The serious use by militaries against pilots has been an issue for many years, as I pointed out in my contribution to this thread three years ago. And that was written almost 15 years after I had worked on the problem myself. and I was a Johnny-come-lately to it. This has been an acknowledged military issue for decades now.
as I said at the time, there are countermeasures – absorbant dyes mixed into the injection-molded plastic helmets, holographic and diffraction grating filters, and even more exotic defenses based on dyes meant to absorb light that gets too bright, or scatterers meant to diffuse it away.
They already have countermeasures in place for the more common wavelengths (which include all those laser pointer wavelengths) and had some systems in place for countering bright light blinding and dazzling at any wavelength even then. Things have progressed since (I hope).
that it’s making the news now is just a sign of its current practical use, and of the time delay between the problem and public perception of it.
I mean, there’s no fundamental problem with mounting lasers to shark’s heads, but the reason it isn’t done is that, although it might be FREAKIN’ AWESOME!, there’s no money in it.
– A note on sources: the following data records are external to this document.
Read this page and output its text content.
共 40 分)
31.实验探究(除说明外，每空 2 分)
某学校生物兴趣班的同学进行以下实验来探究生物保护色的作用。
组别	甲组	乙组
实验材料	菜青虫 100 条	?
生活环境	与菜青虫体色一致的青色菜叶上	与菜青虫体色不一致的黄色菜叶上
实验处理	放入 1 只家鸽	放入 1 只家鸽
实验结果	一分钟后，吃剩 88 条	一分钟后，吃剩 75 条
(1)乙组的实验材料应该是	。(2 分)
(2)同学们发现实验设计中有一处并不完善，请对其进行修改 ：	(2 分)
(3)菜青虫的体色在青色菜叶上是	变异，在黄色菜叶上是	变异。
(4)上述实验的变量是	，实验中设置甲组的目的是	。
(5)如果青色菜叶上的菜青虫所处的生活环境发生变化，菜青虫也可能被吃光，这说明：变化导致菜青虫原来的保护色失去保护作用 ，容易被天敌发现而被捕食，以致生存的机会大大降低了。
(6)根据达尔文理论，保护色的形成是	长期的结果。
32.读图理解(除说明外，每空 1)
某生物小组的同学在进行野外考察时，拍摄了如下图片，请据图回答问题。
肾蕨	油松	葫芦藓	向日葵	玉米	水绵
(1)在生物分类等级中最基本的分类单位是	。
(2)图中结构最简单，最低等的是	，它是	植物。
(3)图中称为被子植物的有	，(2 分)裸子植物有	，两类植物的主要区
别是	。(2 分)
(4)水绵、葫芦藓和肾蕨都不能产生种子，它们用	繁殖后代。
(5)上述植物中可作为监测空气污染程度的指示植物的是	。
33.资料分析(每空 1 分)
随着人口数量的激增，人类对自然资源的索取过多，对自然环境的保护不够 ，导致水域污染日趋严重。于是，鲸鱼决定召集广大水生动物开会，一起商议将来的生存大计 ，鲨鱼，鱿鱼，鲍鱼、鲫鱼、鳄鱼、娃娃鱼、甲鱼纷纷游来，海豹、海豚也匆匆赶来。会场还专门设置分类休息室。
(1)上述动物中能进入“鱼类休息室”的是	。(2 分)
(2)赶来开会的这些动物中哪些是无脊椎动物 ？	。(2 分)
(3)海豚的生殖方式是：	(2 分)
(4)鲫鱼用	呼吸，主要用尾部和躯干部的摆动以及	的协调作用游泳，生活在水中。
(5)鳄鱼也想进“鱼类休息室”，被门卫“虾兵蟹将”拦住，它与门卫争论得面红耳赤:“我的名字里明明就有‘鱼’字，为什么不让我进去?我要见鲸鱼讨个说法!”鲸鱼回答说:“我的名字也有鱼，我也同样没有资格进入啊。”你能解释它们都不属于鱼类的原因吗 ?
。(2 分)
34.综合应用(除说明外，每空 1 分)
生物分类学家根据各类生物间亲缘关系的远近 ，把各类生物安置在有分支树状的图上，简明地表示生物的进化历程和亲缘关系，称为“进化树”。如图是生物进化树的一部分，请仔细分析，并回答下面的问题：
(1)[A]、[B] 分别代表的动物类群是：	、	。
If you wanna dance with the Laser Shark, you gotta Pay the Piper. Or the Optical Engineer-cum-Shark Veterinarian.
Seems like the same technology used in auto-darkening welding helmets should work perfectly: detect bright light, switch lens to high-absorption mode in milliseconds.
Auto-darkening goggles work by using Liquid Crystals in collaboration with polarizers. I’m not sure that would stand up to a direct laser hit, although it would probably eliminate dazzle. For laboratory laser safety goggles you want optical density of about 6. Higher would be better if your laser was out to get you. Welding glasses use their own “shade numbers” for darkness that don’t match optical densities. The rule is that the Shade Number is 1 plus 97/3) the optical density. a Shade Number of 13 (pretty high) thus translates to Optical Density of 5 (letting through 0.00001 of the incident light, or 0.0001%)
For al I know they’re using this method right now, with darker and more robust materials – as I say, I haven’t worked in this for a while. But you want to be sure that you have a lot of dark at the wavelengths you expect to be thrown at you.